It's old news that SGX is attempting to acquire ASX.
The merger is probably going to be value-destroying, as most M&A deals are. See here. The mature Australian market, the imminent loss of monopoly status for the ASX, and the massive amounts of debt AND equity that the SGX has to issue will probably drag down earnings badly in coming years.
The question to ask, of course, is the old Latin adage, "Cui Bono?"
SGX's senior management, and especially its new CEO, are the likeliest beneficiaries of any deal. They will reap massive bonuses for such a "bold" and "audacious" move should a deal go through. They might even be lauded as being "visionary" and showing "leadership". Not only that, as a helpful side benefit, CEO pay of financial institutions is highly correlated with the market capitalization of the institution. It's why banks have evolved to become TBTF.
When it's time to pay the piper, however, Magnus Bocker should have departed long ago to greener pastures. And the shareholders will reap a bitter harvest.
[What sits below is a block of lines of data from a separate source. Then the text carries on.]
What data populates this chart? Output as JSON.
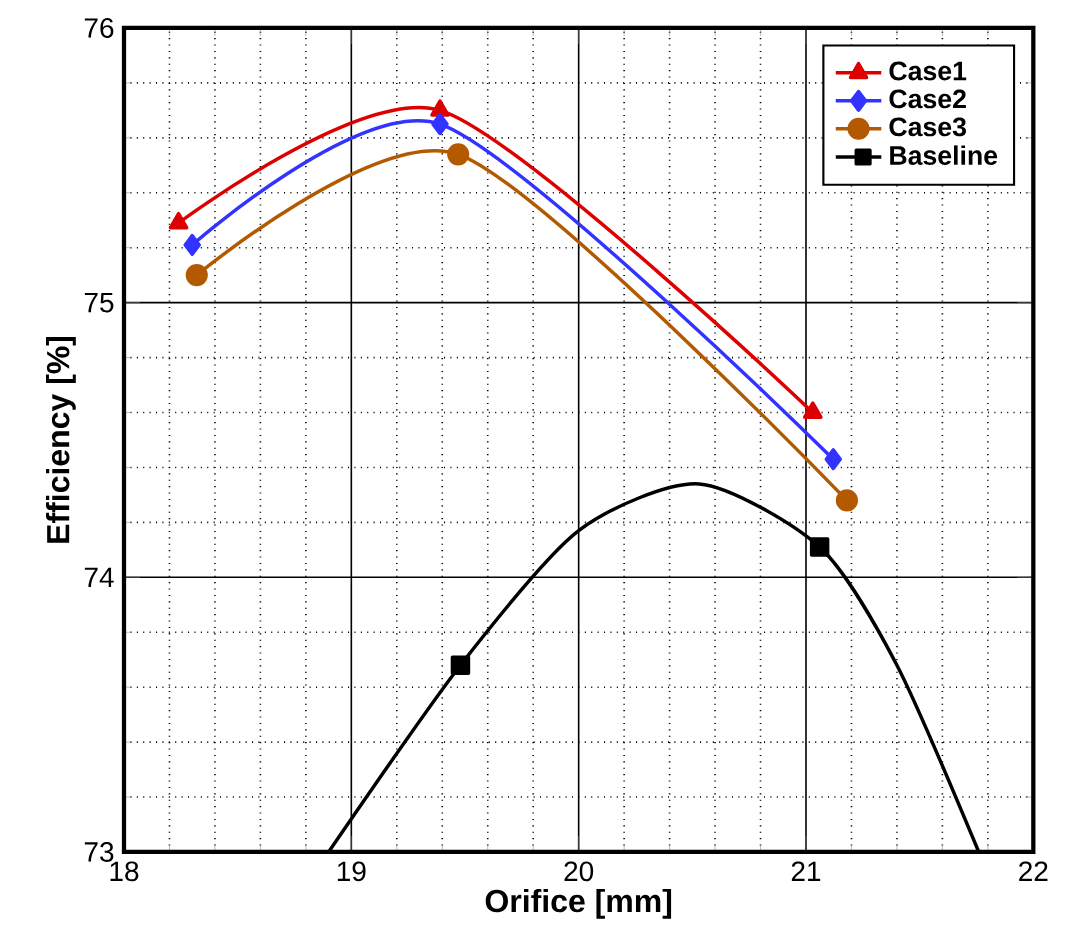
{
  "chart_data": {
    "type": "line",
    "xlabel": "Orifice [mm]",
    "ylabel": "Efficiency [%]",
    "xlim": [
      18,
      22
    ],
    "ylim": [
      73,
      76
    ],
    "xticks": [
      18,
      {
        "value": 18.2,
        "label": null
      },
      {
        "value": 18.4,
        "label": null
      },
      {
        "value": 18.6,
        "label": null
      },
      {
        "value": 18.8,
        "label": null
      },
      19,
      {
        "value": 19.2,
        "label": null
      },
      {
        "value": 19.4,
        "label": null
      },
      {
        "value": 19.6,
        "label": null
      },
      {
        "value": 19.8,
        "label": null
      },
      20,
      {
        "value": 20.2,
        "label": null
      },
      {
        "value": 20.4,
        "label": null
      },
      {
        "value": 20.6,
        "label": null
      },
      {
        "value": 20.8,
        "label": null
      },
      21,
      {
        "value": 21.2,
        "label": null
      },
      {
        "value": 21.4,
        "label": null
      },
      {
        "value": 21.6,
        "label": null
      },
      {
        "value": 21.8,
        "label": null
      },
      22
    ],
    "yticks": [
      73,
      {
        "value": 73.2,
        "label": null
      },
      {
        "value": 73.4,
        "label": null
      },
      {
        "value": 73.6,
        "label": null
      },
      {
        "value": 73.8,
        "label": null
      },
      74,
      {
        "value": 74.2,
        "label": null
      },
      {
        "value": 74.4,
        "label": null
      },
      {
        "value": 74.6,
        "label": null
      },
      {
        "value": 74.8,
        "label": null
      },
      75,
      {
        "value": 75.2,
        "label": null
      },
      {
        "value": 75.4,
        "label": null
      },
      {
        "value": 75.6,
        "label": null
      },
      {
        "value": 75.8,
        "label": null
      },
      76
    ],
    "grid": true,
    "legend": "top right",
    "series": [
      {
        "marker": "none",
        "color": "#000000",
        "x": [
          18.9,
          19.48,
          20.0,
          20.53,
          21.06,
          21.4,
          21.76
        ],
        "values": [
          73.0,
          73.68,
          74.17,
          74.34,
          74.11,
          73.68,
          73.0
        ]
      },
      {
        "name": "Case1",
        "marker": "triangle",
        "color": "#dd0000",
        "x": [
          18.24,
          19.39,
          21.03
        ],
        "values": [
          75.29,
          75.7,
          74.6
        ]
      },
      {
        "name": "Case2",
        "marker": "diamond",
        "color": "#3333ff",
        "x": [
          18.3,
          19.39,
          21.12
        ],
        "values": [
          75.21,
          75.65,
          74.43
        ]
      },
      {
        "name": "Case3",
        "marker": "circle",
        "color": "#b35900",
        "x": [
          18.32,
          19.47,
          21.18
        ],
        "values": [
          75.1,
          75.54,
          74.28
        ]
      },
      {
        "name": "Baseline",
        "type": "scatter",
        "marker": "square",
        "color": "#000000",
        "x": [
          19.48,
          21.06
        ],
        "values": [
          73.68,
          74.11
        ]
      }
    ]
  }
}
Why am I talking about this? Because the government doesn't operate so differently.
The government frequently rotates senior civil servants, especially scholars, among different ministries and government entities, arguing that doing so broadens exposure and helps senior civil servants to network with each other so the wheels of power are greased whenever things need to get done. We saw this most recently for YOG when everything including the kitchen sink was thrown at it to make it a "success".
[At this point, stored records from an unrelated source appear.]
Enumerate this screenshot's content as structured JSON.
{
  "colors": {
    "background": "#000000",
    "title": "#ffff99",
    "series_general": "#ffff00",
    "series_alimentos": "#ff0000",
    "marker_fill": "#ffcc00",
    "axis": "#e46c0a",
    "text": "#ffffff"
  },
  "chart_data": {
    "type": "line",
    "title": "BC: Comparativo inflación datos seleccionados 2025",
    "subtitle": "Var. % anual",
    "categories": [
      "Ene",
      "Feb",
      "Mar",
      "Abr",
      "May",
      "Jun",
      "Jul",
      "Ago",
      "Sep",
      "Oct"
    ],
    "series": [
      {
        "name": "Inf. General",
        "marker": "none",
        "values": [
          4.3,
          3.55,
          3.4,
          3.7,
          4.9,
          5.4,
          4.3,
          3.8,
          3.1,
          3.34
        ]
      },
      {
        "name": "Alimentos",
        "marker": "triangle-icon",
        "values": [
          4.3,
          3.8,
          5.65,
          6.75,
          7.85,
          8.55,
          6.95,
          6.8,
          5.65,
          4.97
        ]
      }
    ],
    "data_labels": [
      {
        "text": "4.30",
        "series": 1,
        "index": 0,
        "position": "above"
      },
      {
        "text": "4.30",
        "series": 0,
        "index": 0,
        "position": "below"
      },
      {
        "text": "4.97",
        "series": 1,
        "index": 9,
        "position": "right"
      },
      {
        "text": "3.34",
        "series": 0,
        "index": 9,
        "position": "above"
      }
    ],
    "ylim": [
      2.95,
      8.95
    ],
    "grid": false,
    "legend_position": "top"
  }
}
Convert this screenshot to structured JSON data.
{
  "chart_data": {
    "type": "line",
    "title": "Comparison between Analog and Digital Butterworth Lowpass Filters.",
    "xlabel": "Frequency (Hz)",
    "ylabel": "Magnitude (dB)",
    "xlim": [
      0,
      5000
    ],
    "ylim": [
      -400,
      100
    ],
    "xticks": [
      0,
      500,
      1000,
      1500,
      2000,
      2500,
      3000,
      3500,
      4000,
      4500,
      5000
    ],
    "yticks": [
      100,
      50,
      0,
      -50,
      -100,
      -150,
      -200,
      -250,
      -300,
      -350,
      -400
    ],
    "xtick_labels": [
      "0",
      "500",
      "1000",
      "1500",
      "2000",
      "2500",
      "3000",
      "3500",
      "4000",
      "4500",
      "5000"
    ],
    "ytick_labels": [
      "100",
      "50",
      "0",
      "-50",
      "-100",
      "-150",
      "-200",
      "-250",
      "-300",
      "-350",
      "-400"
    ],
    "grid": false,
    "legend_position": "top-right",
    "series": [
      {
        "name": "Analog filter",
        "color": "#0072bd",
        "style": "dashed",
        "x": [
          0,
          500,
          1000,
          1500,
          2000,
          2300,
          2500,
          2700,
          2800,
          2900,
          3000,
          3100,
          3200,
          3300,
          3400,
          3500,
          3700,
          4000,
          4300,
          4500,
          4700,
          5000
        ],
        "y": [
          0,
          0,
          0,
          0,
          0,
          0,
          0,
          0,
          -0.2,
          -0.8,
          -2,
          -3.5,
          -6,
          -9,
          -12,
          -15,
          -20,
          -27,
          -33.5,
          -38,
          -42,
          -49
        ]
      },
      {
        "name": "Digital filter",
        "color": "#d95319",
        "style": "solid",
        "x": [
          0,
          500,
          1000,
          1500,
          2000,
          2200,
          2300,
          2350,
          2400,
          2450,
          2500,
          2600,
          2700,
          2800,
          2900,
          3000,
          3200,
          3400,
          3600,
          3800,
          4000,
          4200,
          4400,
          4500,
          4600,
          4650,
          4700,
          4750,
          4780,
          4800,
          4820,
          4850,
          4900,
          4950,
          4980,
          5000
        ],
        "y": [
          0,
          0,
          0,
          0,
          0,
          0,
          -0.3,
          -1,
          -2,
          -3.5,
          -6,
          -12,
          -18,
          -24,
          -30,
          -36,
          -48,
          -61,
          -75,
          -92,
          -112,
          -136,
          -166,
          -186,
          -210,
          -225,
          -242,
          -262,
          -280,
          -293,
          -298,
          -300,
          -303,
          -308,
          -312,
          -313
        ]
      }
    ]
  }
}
What is less commonly known is that highly motivated Type-A civil servants like to leave a distinguishing mark on their most recently assumed 2-5 year appointment, a giant ego-stroking "I was here and I did [insert grandiose, high-falutin' project]". Kind of like a mongrel cur leaving a huge stinking piss stain to obliterate the mark left behind by the previous dog.
Indicators of such propensities include but are not limited to:
a) making deprecating remarks about one’s predecessor’s efforts, particularly remarks that have just the right balance of both obsequiousness, condescension and outright disdain [can’t be too obvious about it, right?].
b) insisting on a new five-year roadmap after just two years into the previous one [which was the length of tenure for the previous appointment holder], with an ironclad requirement that the new roadmap must be sufficiently different from the old one.
c) spending a lot of money underwriting a huge project with nebulous objectives, vague sounding actionable plans, lots of buzzwords, and making sure that it enjoys heavy publicity and the appearance of consultation.
It hasn't been uncommon encountering itinerant, know-it-all, hard-to-please dilettantes in my professional life. I call the phenomenon "Gai3 Chao2 Huan4 Dai4". On a practical note, a proposed project that takes more time to complete than the tenure of the local emperor is usually DOA.
For c) above, do not ever mistake such a project for a vanity project. A vanity project is frivolous and wasteful, but ultimately transparent and relatively pure in intentions.
Such projects serve deeper, more mercenary objectives, namely to elevate the appointment holder’s prestige, and to pad the resume in a quest for a loftier appointment two or more years down the road. Hardly a vanity project; there’s an important goal firmly in sight, just not the one written in the project proposal.
The especially annoying thing is, when reasonable people point out flaws or problems with such a project, it's never the criticisms that are addressed. Instead, the loyalty of the critics is loudly called into question, their judgment or their lack of "vision" is rubbished, and they and their opinions are otherwise dismissed, naysayers and doubting Thomas' all.